A car exciting the highway moving at 27 m/s slows down at the rate of 3.5 m/s^2 to a final velocity of 18 m/s. Calculate the distance the car travels while braking?
the velocity changes by 9 m/s (27 - 18)
this takes approx. 2.6 s (9 / 3.5)
the average velocity is 22.5 m/s
___ (27 + 18) / 2
the distance traveled is velocity multiplied by time
To calculate the distance the car travels while braking, we can use the equation of motion:
\(v_f^2 = v_i^2 + 2a d\)
where \(v_f\) is the final velocity, \(v_i\) is the initial velocity, \(a\) is the acceleration, and \(d\) is the distance traveled.
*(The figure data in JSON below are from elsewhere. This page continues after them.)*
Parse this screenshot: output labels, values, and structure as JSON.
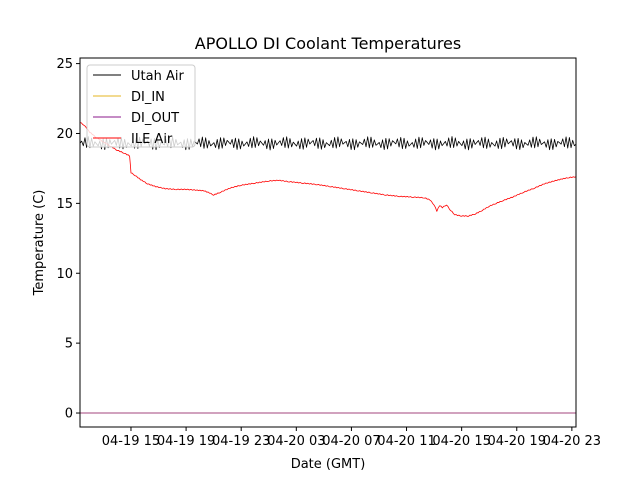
{
  "chart_data": {
    "type": "line",
    "title": "APOLLO DI Coolant Temperatures",
    "xlabel": "Date (GMT)",
    "ylabel": "Temperature (C)",
    "x_unit": "hours since 04-19 00:00 GMT",
    "xlim": [
      11.3,
      47.3
    ],
    "ylim": [
      -1.0,
      25.4
    ],
    "xticks": [
      {
        "value": 15,
        "label": "04-19 15"
      },
      {
        "value": 19,
        "label": "04-19 19"
      },
      {
        "value": 23,
        "label": "04-19 23"
      },
      {
        "value": 27,
        "label": "04-20 03"
      },
      {
        "value": 31,
        "label": "04-20 07"
      },
      {
        "value": 35,
        "label": "04-20 11"
      },
      {
        "value": 39,
        "label": "04-20 15"
      },
      {
        "value": 43,
        "label": "04-20 19"
      },
      {
        "value": 47,
        "label": "04-20 23"
      }
    ],
    "yticks": [
      {
        "value": 0,
        "label": "0"
      },
      {
        "value": 5,
        "label": "5"
      },
      {
        "value": 10,
        "label": "10"
      },
      {
        "value": 15,
        "label": "15"
      },
      {
        "value": 20,
        "label": "20"
      },
      {
        "value": 25,
        "label": "25"
      }
    ],
    "legend_position": "top-left",
    "series": [
      {
        "name": "Utah Air",
        "color": "#000000",
        "style": "oscillating",
        "center": 19.3,
        "amplitude": 0.4,
        "x_start": 11.3,
        "x_end": 47.3
      },
      {
        "name": "DI_IN",
        "color": "#e6b422",
        "x": [
          11.3,
          47.3
        ],
        "y": [
          0,
          0
        ]
      },
      {
        "name": "DI_OUT",
        "color": "#8b1a8b",
        "x": [
          11.3,
          47.3
        ],
        "y": [
          0,
          0
        ]
      },
      {
        "name": "ILE Air",
        "color": "#ff0000",
        "x": [
          11.3,
          11.6,
          12.0,
          12.5,
          13.0,
          13.5,
          14.0,
          14.5,
          14.9,
          15.0,
          15.3,
          15.7,
          16.2,
          16.8,
          17.5,
          18.3,
          19.0,
          19.7,
          20.3,
          20.7,
          21.0,
          21.5,
          22.2,
          23.0,
          24.0,
          25.0,
          25.7,
          26.5,
          27.5,
          28.5,
          29.5,
          30.5,
          31.5,
          32.5,
          33.5,
          34.5,
          35.5,
          36.3,
          36.7,
          37.0,
          37.2,
          37.4,
          37.6,
          37.9,
          38.2,
          38.5,
          38.7,
          39.0,
          39.5,
          40.0,
          40.5,
          41.0,
          41.5,
          42.0,
          42.7,
          43.5,
          44.3,
          45.0,
          45.7,
          46.3,
          46.8,
          47.3
        ],
        "y": [
          20.8,
          20.6,
          20.1,
          19.7,
          19.4,
          19.1,
          18.8,
          18.6,
          18.4,
          17.2,
          17.0,
          16.7,
          16.4,
          16.2,
          16.05,
          16.0,
          16.0,
          15.95,
          15.9,
          15.75,
          15.6,
          15.8,
          16.1,
          16.3,
          16.45,
          16.6,
          16.65,
          16.55,
          16.45,
          16.35,
          16.2,
          16.05,
          15.9,
          15.75,
          15.6,
          15.5,
          15.45,
          15.4,
          15.25,
          14.9,
          14.45,
          14.85,
          14.7,
          14.9,
          14.5,
          14.2,
          14.15,
          14.1,
          14.1,
          14.25,
          14.5,
          14.8,
          15.0,
          15.2,
          15.45,
          15.8,
          16.1,
          16.4,
          16.6,
          16.75,
          16.85,
          16.9
        ]
      }
    ]
  }
}
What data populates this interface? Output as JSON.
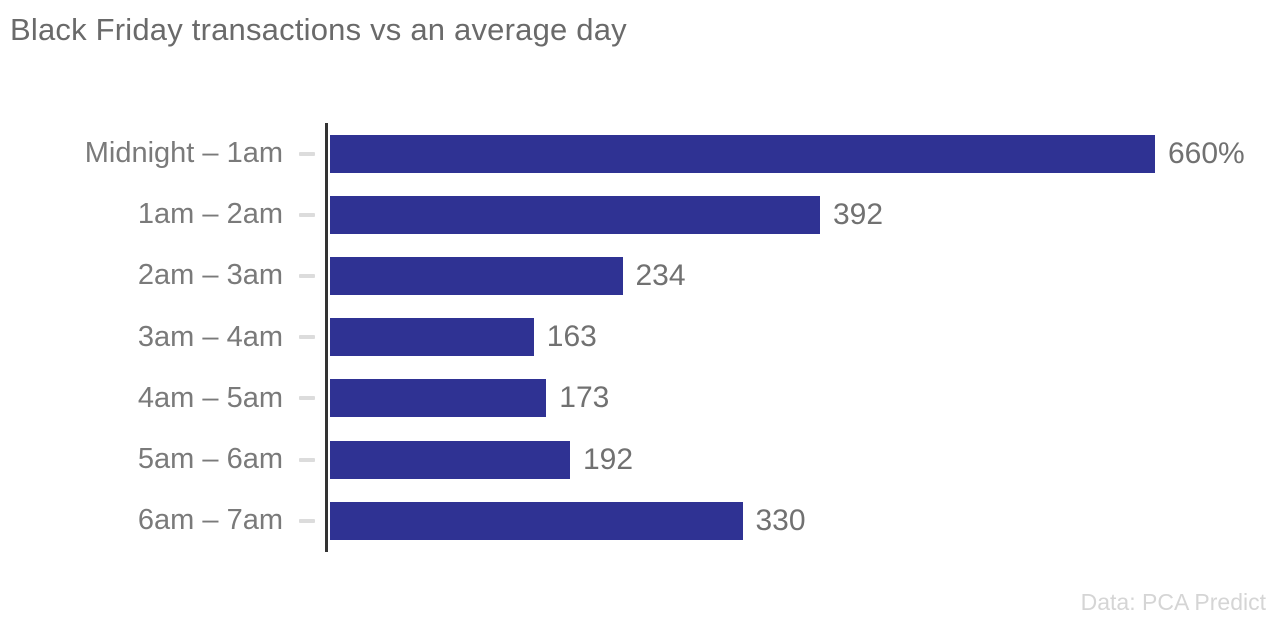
{
  "title": "Black Friday transactions vs an average day",
  "footer": {
    "source_label": "Data: PCA Predict"
  },
  "chart_data": {
    "type": "bar",
    "orientation": "horizontal",
    "title": "Black Friday transactions vs an average day",
    "categories": [
      "Midnight – 1am",
      "1am – 2am",
      "2am – 3am",
      "3am – 4am",
      "4am – 5am",
      "5am – 6am",
      "6am – 7am"
    ],
    "values": [
      660,
      392,
      234,
      163,
      173,
      192,
      330
    ],
    "value_labels": [
      "660%",
      "392",
      "234",
      "163",
      "173",
      "192",
      "330"
    ],
    "xlabel": "",
    "ylabel": "",
    "xlim": [
      0,
      660
    ],
    "grid": false,
    "legend": false,
    "colors": {
      "bar": "#2F3293",
      "axis": "#333333",
      "tick": "#DCDCDC",
      "category_label": "#7A7A7A",
      "value_label": "#717171",
      "title": "#6A6A6A",
      "footer": "#D5D5D5",
      "background": "#FFFFFF"
    }
  }
}
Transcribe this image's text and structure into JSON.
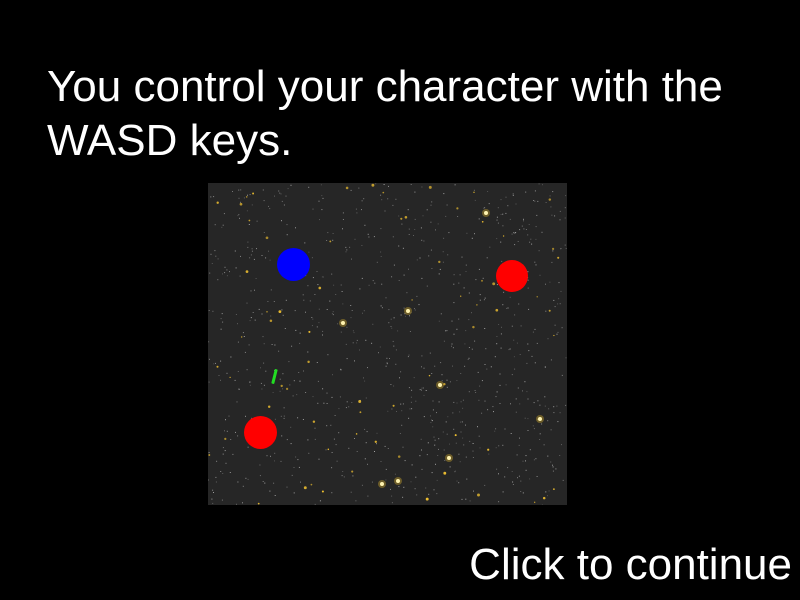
{
  "instruction": {
    "text": "You control your character with the WASD keys."
  },
  "continue_prompt": {
    "label": "Click to continue"
  },
  "playfield": {
    "background_color": "#262626",
    "star_color": "#f2c230",
    "dust_color": "#cfcfcf"
  },
  "entities": {
    "player": {
      "color": "#0000ff"
    },
    "enemies": [
      {
        "color": "#ff0000"
      },
      {
        "color": "#ff0000"
      }
    ],
    "projectile": {
      "color": "#22dd22"
    }
  }
}
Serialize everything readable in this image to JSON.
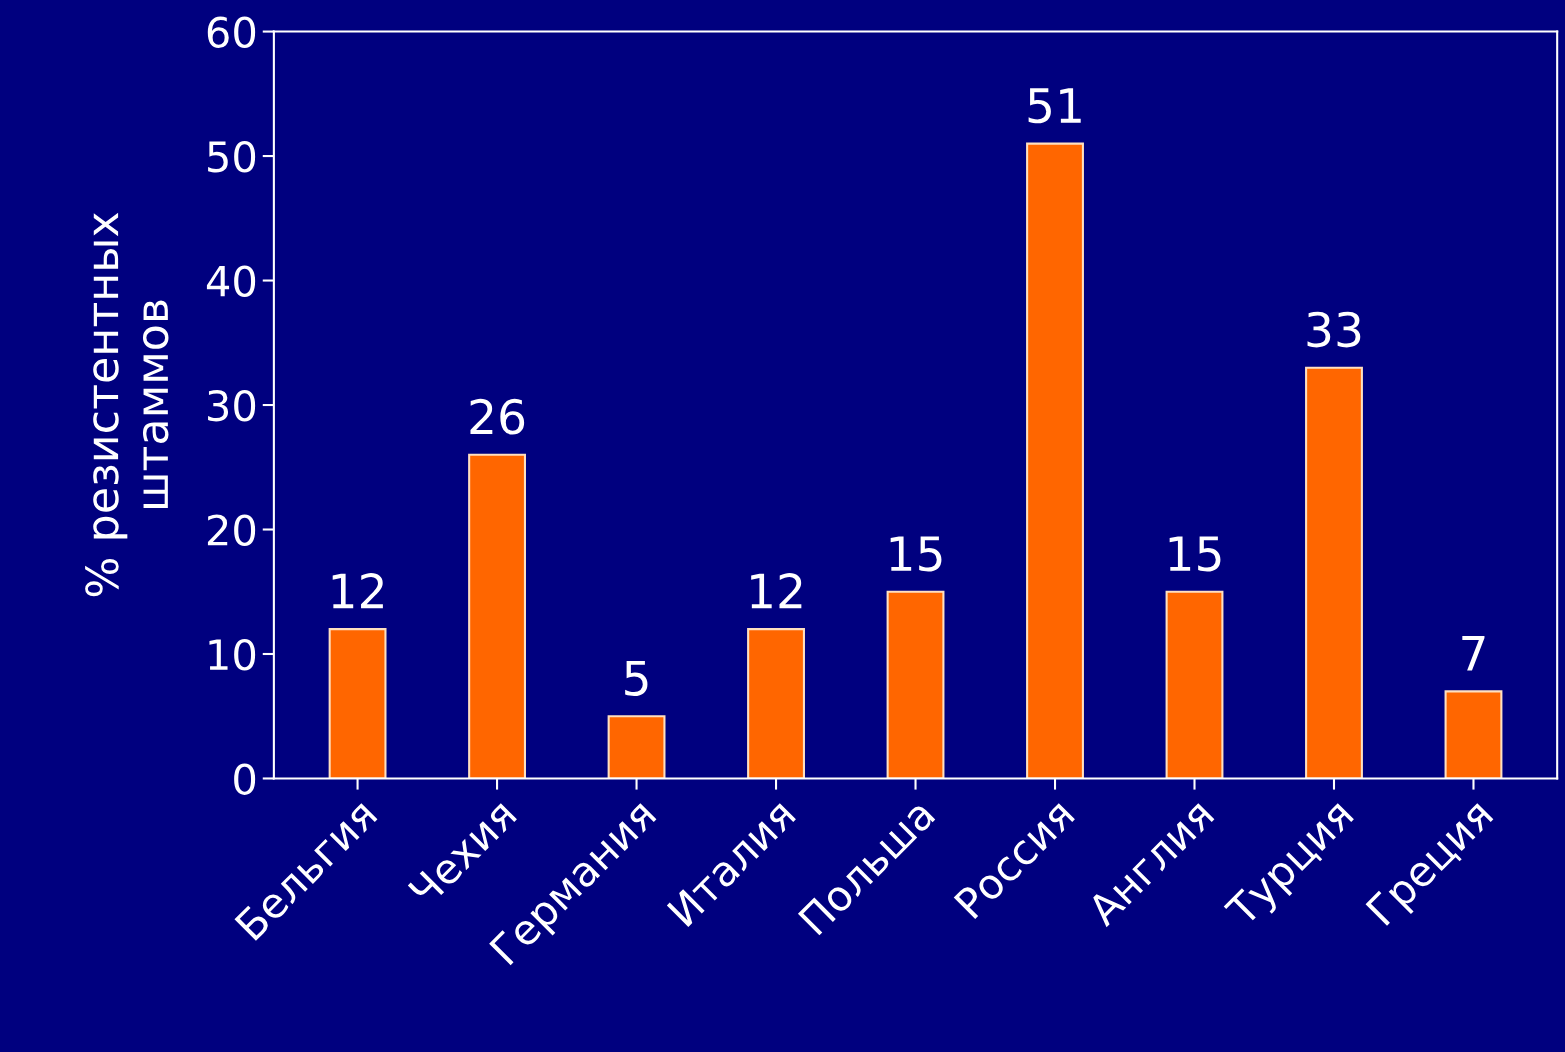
{
  "chart_data": {
    "type": "bar",
    "ylabel": "% резистентных\nштаммов",
    "categories": [
      "Бельгия",
      "Чехия",
      "Германия",
      "Италия",
      "Польша",
      "Россия",
      "Англия",
      "Турция",
      "Греция"
    ],
    "values": [
      12,
      26,
      5,
      12,
      15,
      51,
      15,
      33,
      7
    ],
    "color": "#ff6600",
    "ylim": [
      0,
      60
    ],
    "yticks": [
      0,
      10,
      20,
      30,
      40,
      50,
      60
    ],
    "data_labels": true,
    "grid": false,
    "legend": false
  }
}
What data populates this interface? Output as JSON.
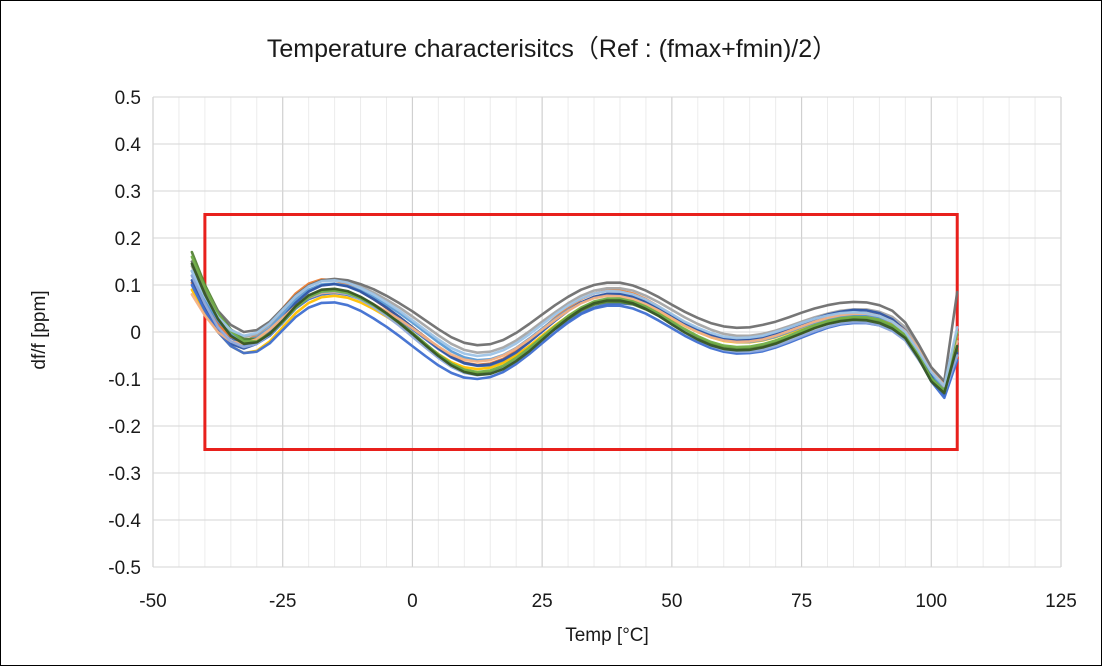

In this case, the car's initial velocity is \(v_i = 27 m/s\), the final velocity is \(v_f = 18 m/s\), and the acceleration is \(a = -3.5 m/s^2\) (negative because the car is slowing down).
Rearranging the equation to solve for \(d\), we have:
\(d = \frac{{v_f^2 - v_i^2}}{{2a}}\)
Substituting the given values, we get:
\(d = \frac{{18^2 - 27^2}}{{2 \times -3.5}}\)
Evaluating the expression:
\(d = \frac{{324 - 729}}{{-7}}\)
\(d = \frac{{-405}}{{-7}}\)
\(d = 57.86\) meters (rounded to two decimal places)
Therefore, the car travels approximately 57.86 meters while braking.